Arthrospira platensis is a filamentous, gram-negative cyanobacterium. This bacterium is non-nitrogen-fixing photoautotroph. It has been isolated in Chenghai Lake, China, soda lakes of East Africa, and subtropical, alkaline lakes.

Morphology 
Arthrospira platensis is filamentous, motile bacterium. Motility has been described as a vigorous gliding without a visible flagella.

Metabolism 
As a photoautotroph the major carbon source is carbon dioxide and water is a source of electrons to perform CO2 reduction.

Genetics 
Arthrospira platensis has a single circular chromosome containing 6.8 Mb and 6,631 genes. The G+C content has been determined to be 44.3%.

Growth conditions 
Arthrospira platensis has been found in environments with high concentrations of carbonate and bicarbonate. It can also be found in high salt concentrations because of its alkali and salt tolerance. The temperature optimum for this organism is around 35 °C. Based on environmental conditions, culture medium often has a pH between 9-10, inorganic salts, and a high bicarbonate concentration.

Uses 
There are various present and past uses of A. platensis as food or food supplement, which is better known as 'Spirulina' in this context.
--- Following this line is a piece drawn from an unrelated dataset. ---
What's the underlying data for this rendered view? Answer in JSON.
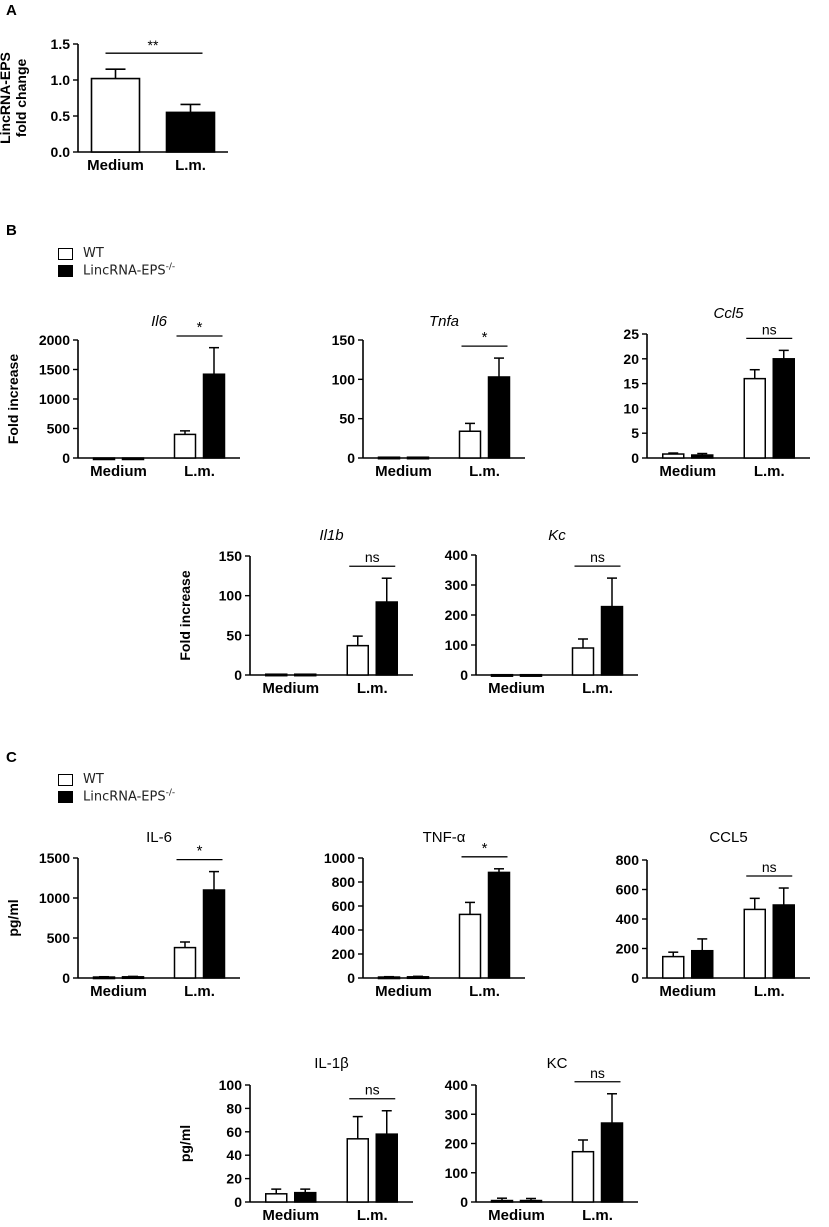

Spirulina is sold as a health supplement in the form of powder or tablets due to its high levels of essential and unsaturated fatty acids, vitamins, dietary minerals, and antioxidants. After the Chernobyl disaster, Spirulina was given to victims due to its antioxidant properties to avoid adverse effects of reactive oxygen species. Proteins extracted from A. platensis can be used in food as thickening agents or stabilizers of emulsions or foams. The light-harvesting complex of A. platensis, phycocyanin, can be extracted as a blue pigment powder and used as blue colorant in food. As A. platensis cells contain hydrogenases and can produce hydrogen, they are a candidate for the production of renewable energy.